Der deutsche Sozialdemokrat Tiemo Wölken hält dem entgegen, dass die Industrie Planungssicherheit brauche, vor allem mit Blick auf die massiven Investitionen in grüne Technologie, die Länder wie die USA gerade vornähmen. Er wirft den Konservativen vor, dass es ihnen nur um die Lobby für synthetische Kraftstoffe gehe, die aber seien viel zu teuer. „Sie verschließen die Augen vor der Realität“, ruft Wölken.

Grünen-Klima-Experte Michael Bloss warnt sogar: „Wer jetzt noch auf das Verbrenner-Pferd setzt, gefährdet den Industriestandort Deutschland und Europa.“ Mit der Entscheidung melde sich Europa zurück im Rennen um die reichweitenstärksten Batterien und modernsten Autos. Helene Fritzon, schwedische Sozialdemokratin, bescheinigt der Richtlinie, „klima-intelligent“ zu sein. Es wäre aus ihrer Sicht sogar besser, wenn der Ausstieg noch früher einsetzen würde. Anna Deparnay-Grunenberg von den Grünen wünscht sich, das Verbrenner-Aus käme auch für Lkw schon 2035, sagt aber zu diesem Tag: „Lasst uns feiern.“

Das bringt Radtke auf die Palme. Er fragt, ob der Tag für die 3800 Menschen, die bei Ford in Köln ihren Arbeitsplatz verlören, auch Anlass zum Feiern sei. Und dieser Jobabbau sei erst der Anfang. Weder auf bezahlbare Mobilität noch auf Arbeitsplätze zu achten, sei „ziemlich arrogant“. Timmermans lacht ihn dafür aus – was Radtke in seinem Arroganz-Vorwurf bestätigt.
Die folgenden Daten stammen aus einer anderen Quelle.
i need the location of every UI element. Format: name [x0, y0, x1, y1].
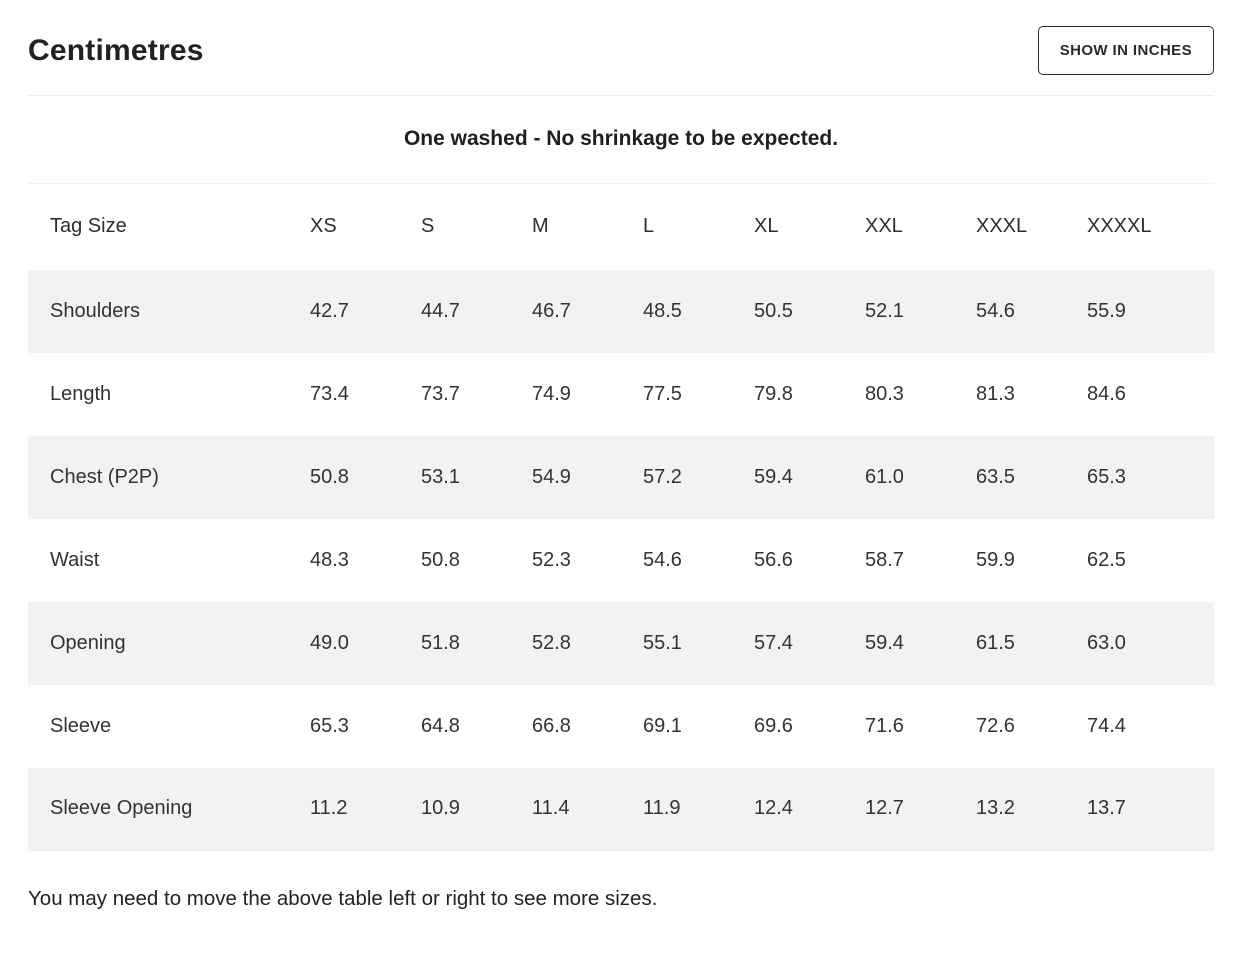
measurement-cell: 53.1 [421, 465, 460, 488]
table-row: Shoulders 42.7 44.7 46.7 48.5 50.5 52.1 54.6 55.… [28, 269, 1214, 353]
table-row: Sleeve 65.3 64.8 66.8 69.1 69.6 71.6 72.6 74.4 [28, 685, 1214, 768]
measurement-cell: 58.7 [865, 548, 904, 571]
measurement-cell: 11.9 [643, 797, 681, 820]
measurement-cell: 65.3 [310, 714, 349, 737]
measurement-cell: 50.8 [310, 465, 349, 488]
row-label: Waist [50, 548, 100, 571]
measurement-cell: 55.9 [1087, 299, 1126, 322]
header-cell-size-xxxxl: XXXXL [1087, 215, 1152, 238]
table-row: Length 73.4 73.7 74.9 77.5 79.8 80.3 81.3 84.6 [28, 353, 1214, 436]
measurement-cell: 64.8 [421, 714, 460, 737]
measurement-cell: 57.4 [754, 631, 793, 654]
measurement-cell: 74.9 [532, 382, 571, 405]
scroll-hint-text: You may need to move the above table lef… [28, 887, 658, 910]
header-cell-size-xs: XS [310, 215, 337, 238]
measurement-cell: 63.5 [976, 465, 1015, 488]
row-label: Shoulders [50, 299, 141, 322]
measurement-cell: 13.2 [976, 797, 1015, 820]
measurement-cell: 77.5 [643, 382, 682, 405]
measurement-cell: 59.4 [865, 631, 904, 654]
row-label: Length [50, 382, 112, 405]
measurement-cell: 57.2 [643, 465, 682, 488]
header-cell-tag-size: Tag Size [50, 215, 127, 238]
table-header-row: Tag Size XS S M L XL XXL XXXL XXXXL [28, 184, 1214, 270]
measurement-cell: 52.8 [532, 631, 571, 654]
measurement-cell: 61.5 [976, 631, 1015, 654]
measurement-cell: 71.6 [865, 714, 904, 737]
measurement-cell: 80.3 [865, 382, 904, 405]
measurement-cell: 72.6 [976, 714, 1015, 737]
measurement-cell: 48.5 [643, 299, 682, 322]
measurement-cell: 50.5 [754, 299, 793, 322]
measurement-cell: 74.4 [1087, 714, 1126, 737]
measurement-cell: 54.9 [532, 465, 571, 488]
measurement-cell: 11.4 [532, 797, 570, 820]
table-row: Chest (P2P) 50.8 53.1 54.9 57.2 59.4 61.0 63.5 6… [28, 435, 1214, 519]
header-cell-size-xl: XL [754, 215, 779, 238]
measurement-cell: 69.6 [754, 714, 793, 737]
table-row: Opening 49.0 51.8 52.8 55.1 57.4 59.4 61.5 63.0 [28, 601, 1214, 685]
measurement-cell: 59.9 [976, 548, 1015, 571]
header-cell-size-m: M [532, 215, 549, 238]
measurement-cell: 56.6 [754, 548, 793, 571]
measurement-cell: 63.0 [1087, 631, 1126, 654]
measurement-cell: 84.6 [1087, 382, 1126, 405]
measurement-cell: 73.4 [310, 382, 349, 405]
measurement-cell: 52.1 [865, 299, 904, 322]
row-label: Sleeve Opening [50, 797, 193, 820]
measurement-cell: 48.3 [310, 548, 349, 571]
table-scroll-container[interactable]: Tag Size XS S M L XL XXL XXXL XXXXL Shoulders 42.… [28, 183, 1214, 851]
table-row: Waist 48.3 50.8 52.3 54.6 56.6 58.7 59.9 62.5 [28, 519, 1214, 602]
measurement-cell: 49.0 [310, 631, 349, 654]
header-cell-size-l: L [643, 215, 655, 238]
measurement-cell: 12.7 [865, 797, 904, 820]
row-label: Opening [50, 631, 126, 654]
measurement-cell: 81.3 [976, 382, 1015, 405]
measurement-cell: 42.7 [310, 299, 349, 322]
measurement-cell: 44.7 [421, 299, 460, 322]
measurement-cell: 69.1 [643, 714, 682, 737]
measurement-cell: 46.7 [532, 299, 571, 322]
measurement-cell: 12.4 [754, 797, 793, 820]
size-guide-panel: Centimetres SHOW IN INCHES One washed - … [28, 0, 1214, 910]
measurement-cell: 52.3 [532, 548, 571, 571]
size-chart-table: Tag Size XS S M L XL XXL XXXL XXXXL Shoulders 42.… [28, 183, 1214, 851]
measurement-cell: 54.6 [976, 299, 1015, 322]
measurement-cell: 62.5 [1087, 548, 1126, 571]
measurement-cell: 11.2 [310, 797, 348, 820]
measurement-cell: 10.9 [421, 797, 460, 820]
measurement-cell: 54.6 [643, 548, 682, 571]
table-body: Shoulders 42.7 44.7 46.7 48.5 50.5 52.1 54.6 55.… [28, 269, 1214, 851]
table-row: Sleeve Opening 11.2 10.9 11.4 11.9 12.4 12.7 13… [28, 767, 1214, 851]
show-in-inches-button[interactable]: SHOW IN INCHES [1037, 26, 1214, 75]
measurement-cell: 59.4 [754, 465, 793, 488]
header-cell-size-xxxl: XXXL [976, 215, 1028, 238]
page-title: Centimetres [28, 33, 204, 67]
header-cell-size-xxl: XXL [865, 215, 903, 238]
row-label: Sleeve [50, 714, 112, 737]
measurement-cell: 73.7 [421, 382, 460, 405]
measurement-cell: 61.0 [865, 465, 904, 488]
header-cell-size-s: S [421, 215, 435, 238]
size-guide-header: Centimetres SHOW IN INCHES [28, 0, 1214, 96]
measurement-cell: 51.8 [421, 631, 460, 654]
measurement-cell: 66.8 [532, 714, 571, 737]
row-label: Chest (P2P) [50, 465, 159, 488]
measurement-cell: 65.3 [1087, 465, 1126, 488]
measurement-cell: 50.8 [421, 548, 460, 571]
measurement-cell: 55.1 [643, 631, 682, 654]
measurement-cell: 79.8 [754, 382, 793, 405]
wash-note: One washed - No shrinkage to be expected… [403, 127, 839, 150]
measurement-cell: 13.7 [1087, 797, 1126, 820]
Die Warnungen vor der Entscheidung sind grenzüberschreitend. So unterstreicht ÖVP-Politikerin Barbara Thaler, ein Auto mit Biokraftstoff aus Österreich helfe dem Klima mehr als ein E-Auto aus China oder den USA, das mit Kohlestrom betrieben werde. Angelika Niebler von der CSU spricht von einer „katastrophalen Industriepolitik“. Das sei nicht nur unsozial, sondern helfe auch dem Klima nicht weiter, da außerhalb Europas weiter Verbrenner produziert würden und die vielen Millionen Verbrenner in der EU auch nach 2035 weiter fahren würden.

Die Liberalen sind gespalten. Die Mehrzahl steht hinter dem Aus. Die FDP-Abgeordneten nicht. Jan-Christoph Oetjen sagt für sie, auch mit alternativen Kraftstoffen lasse sich klimaneutral fahren. Um das Klima zu retten seien, Innovation und Erfindergeist nötig. Wer verbiete, habe Angst vor Innovation und Wettbewerb. Die deutschen Liberalen haben in das Verbrenner-Aus eine „Erwägungsbitte“ hineinverhandelt. Damit werde die Kommission um eine Prüfung ersucht, ob auch andere Kraftstoffe nach 2035 genutzt werden könnten. Doch die Grünen haben längst klar gemacht, dass dies allenfalls Sondermodelle wie Feuerwehrfahrzeuge betreffe und ansonsten keinerlei Relevanz habe.

Keine Rolle spielt, wie viel CO2 bei der Produktion von E-Autos zusätzlich entsteht, so lange die energieaufwändige Batterieherstellung nicht mit Erneuerbaren läuft. Ausgeblendet wird auch, dass wegen der Unmengen benötigter Seltener Erden die Abhängigkeit von China massiv steige. Ansonsten gilt: Bis 2030 müssen die Neuwagenflotten ihren Schadstoffausstoß um 55 Prozent gegenüber 2021 reduzieren, ab 2035 um hundert Prozent. Bis 2035 sind nur Luxuskarossen mit weniger als tausend Stück pro Jahr ausgenommen. Die Linken-Abgeordnete Cornelia Ernst findet das „unglaubwürdig“ und meint: „Das ist so, als würden die Auspuffe von Luxuskarren statt Abgas Golddukaten furzen.“

Abstimmung: Die Mehrheit steht, wie erwartet. Aber angesichts von 340 Ja-Stimmen und 21 Enthaltungen sind 279 Nein-Voten beachtlich. Sie enthalten die Botschaft, die eingebaute Überprüfung in drei Jahren sehr ernst zu nehmen. Nicht nur in Sachen Golddukaten.